In the “Strengthening the Medicaid Program’s Administration” section (Section VIII), the report explores how the administrative side of the Medicaid program could be modernized and made more efficient. Issues discussed here include monitoring managed care organization (MCO) deliverables to confirm that only requests for data and information that are still relevant are made; improving audit coordination between the Health and Human Services Commission (HHSC) and the Office of the Inspector General (OIG), ensuring that any audits are conducted in accordance with national auditing standards; developing a comprehensive dashboard that allows the public and HHSC to view key data points and to improve contract monitoring process; increasing transparency in the MCO rate setting process; capturing consent to communicate electronically with enrollees where appropriate, including through the use of online provider directories; maximizing the telehealth model to conduct virtual service coordination visits; and improving the Medicaid provider enrollment process.

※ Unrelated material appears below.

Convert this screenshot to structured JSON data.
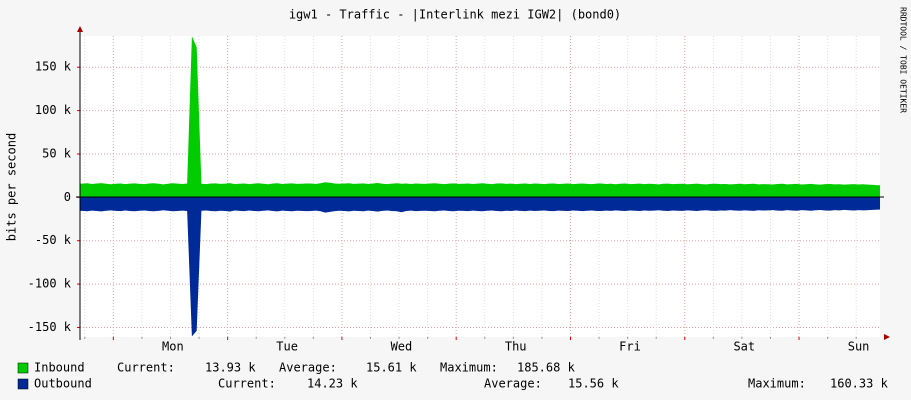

The section entitled “Incorporating Best Practices in Managed Care Procurements” examines how “best value” criteria might be applied to managed care contracting, and the considerations that must be weighed heavily in the procurement of direct client services. Recommendations in this area include not looking to financial performance as the sole criterion for determining best value; clearly defining best value aligned with the State’s policy goals; providing transparency scoring criteria to potential vendors; incentivizing a smaller number of well-trained and compensated procurement and contract professionals; and, finally, utilizing procurement and subject matter experts within the agency, as well as leveraging outside expertise when needed.


This report includes a number of administrative and legislative recommendations to improve the program. Some recommendations are small tweaks that result in increased efficiency and transparency while other recommendations have the potential for cost savings. Although these findings and recommendations are somewhat technical, and some are relatively minor in relation to the entire Medicaid program, they are all important, as each one individually lays the foundation for a stronger, more efficient, and more cost-effective program. This foundation is critical as Texas strives to operate a Medicaid program that improves patient outcomes and bends the cost curve, while serving the needs of a large and diverse state.